Front Row at the Movies

“Denial” Argues Truth of Holocaust
Reviewed by Shirrel Rhoades

I’ve never understood how anyone could deny the Holocaust while there are still living survivors with numbers tattooed on their arms. Surely witnesses count for something.

Yet there are people who want to sweep history under the rug, as if Hitler were merely running a humanitarian camp for Jewish refugees.

“Denial” is a movie about such a man, British author David Irving (played by Timothy Spall) who sued American writer Deborah E. Lipstadt (Rachel Weisz) over the issue. He claimed that she had libeled him in her book “Denying the Holocaust: The Growing Assault on Truth and Memory.”

Under English defamation law, the accused must prove the accuser wrong, so Deborah and her publishers hired libel expert Richard Rampton (Tom Wilkinson) to defend her in court. In this true-life story, it was up to Rampton to prove that the Holocaust happened.

“Denial” is currently showing at Tropic Cinema.

Courtroom dramas have always been interesting fare for movies and plays (think: “To Kill a Mockingbird,” “The Verdict,” “Inherit the Wind,” etc.) but this one engages on a different level. Rather than proving guilt or innocence or a theory, here Rampton had to validate a harrowing historical event.
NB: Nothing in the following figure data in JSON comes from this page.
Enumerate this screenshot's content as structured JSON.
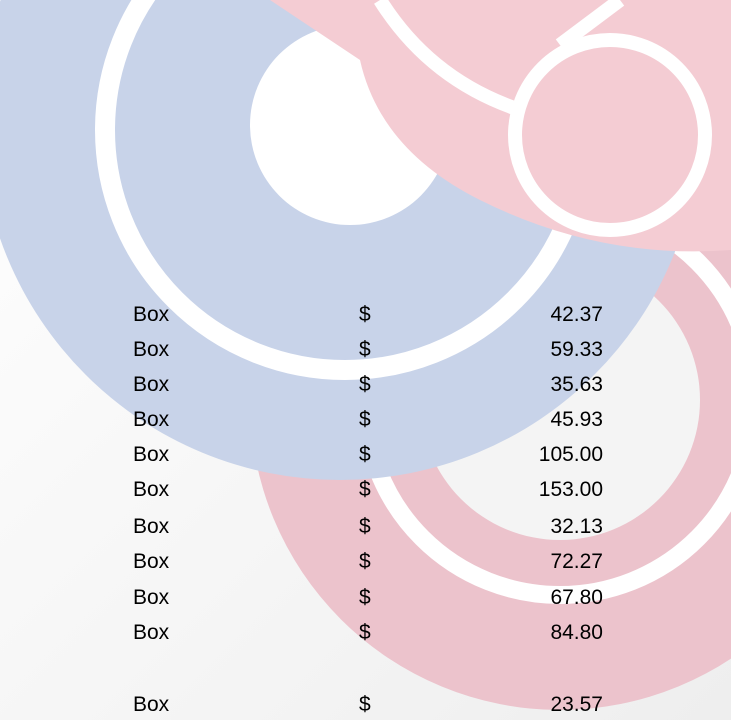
{
  "rows": [
    {
      "unit": "Box",
      "currency": "$",
      "price": "42.37"
    },
    {
      "unit": "Box",
      "currency": "$",
      "price": "59.33"
    },
    {
      "unit": "Box",
      "currency": "$",
      "price": "35.63"
    },
    {
      "unit": "Box",
      "currency": "$",
      "price": "45.93"
    },
    {
      "unit": "Box",
      "currency": "$",
      "price": "105.00"
    },
    {
      "unit": "Box",
      "currency": "$",
      "price": "153.00"
    },
    {
      "unit": "Box",
      "currency": "$",
      "price": "32.13"
    },
    {
      "unit": "Box",
      "currency": "$",
      "price": "72.27"
    },
    {
      "unit": "Box",
      "currency": "$",
      "price": "67.80"
    },
    {
      "unit": "Box",
      "currency": "$",
      "price": "84.80"
    },
    {
      "unit": "Box",
      "currency": "$",
      "price": "23.57"
    }
  ]
}
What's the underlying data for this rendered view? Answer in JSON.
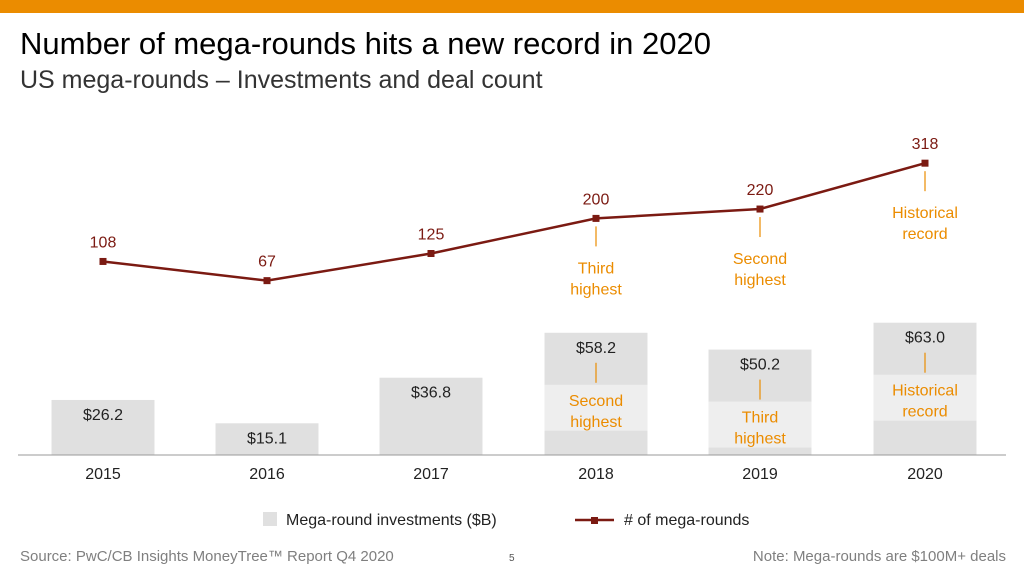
{
  "title": "Number of mega-rounds hits a new record in 2020",
  "subtitle": "US mega-rounds – Investments and deal count",
  "footer": {
    "source": "Source: PwC/CB Insights MoneyTree™ Report Q4 2020",
    "page": "5",
    "note": "Note: Mega-rounds are $100M+ deals"
  },
  "colors": {
    "accent_bar": "#eb8c00",
    "bar": "#e0e0e0",
    "bar_highlight": "#eeeeee",
    "line": "#7b1a12",
    "annotation": "#eb8c00"
  },
  "chart_data": {
    "type": "bar",
    "categories": [
      "2015",
      "2016",
      "2017",
      "2018",
      "2019",
      "2020"
    ],
    "series": [
      {
        "name": "Mega-round investments ($B)",
        "type": "bar",
        "values": [
          26.2,
          15.1,
          36.8,
          58.2,
          50.2,
          63.0
        ],
        "labels": [
          "$26.2",
          "$15.1",
          "$36.8",
          "$58.2",
          "$50.2",
          "$63.0"
        ]
      },
      {
        "name": "# of mega-rounds",
        "type": "line",
        "values": [
          108,
          67,
          125,
          200,
          220,
          318
        ],
        "labels": [
          "108",
          "67",
          "125",
          "200",
          "220",
          "318"
        ]
      }
    ],
    "bar_annotations": [
      {
        "category": "2018",
        "text": [
          "Second",
          "highest"
        ]
      },
      {
        "category": "2019",
        "text": [
          "Third",
          "highest"
        ]
      },
      {
        "category": "2020",
        "text": [
          "Historical",
          "record"
        ]
      }
    ],
    "line_annotations": [
      {
        "category": "2018",
        "text": [
          "Third",
          "highest"
        ]
      },
      {
        "category": "2019",
        "text": [
          "Second",
          "highest"
        ]
      },
      {
        "category": "2020",
        "text": [
          "Historical",
          "record"
        ]
      }
    ],
    "legend_position": "bottom-center",
    "grid": false
  }
}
In her book, Deborah Lipstadt wrote: “Irving is one of the most dangerous spokespersons for Holocaust denial. Familiar with historical evidence, he bends it until it conforms with his ideological leanings and political agenda. A man who is convinced that Britain's great decline was accelerated by its decision to go to war with Germany, he is most facile at taking accurate information and shaping it to confirm his conclusions.”

These statements were clearly defamatory, so Lipstadt’s only defense was to prove these statements to be true.

The lawsuit -- David Irving v Penguin Books and Deborah Lipstadt -- is often referred to as “history on trial.” Despite the old saying that “history belongs to the victors,” in most cases it’s accurate.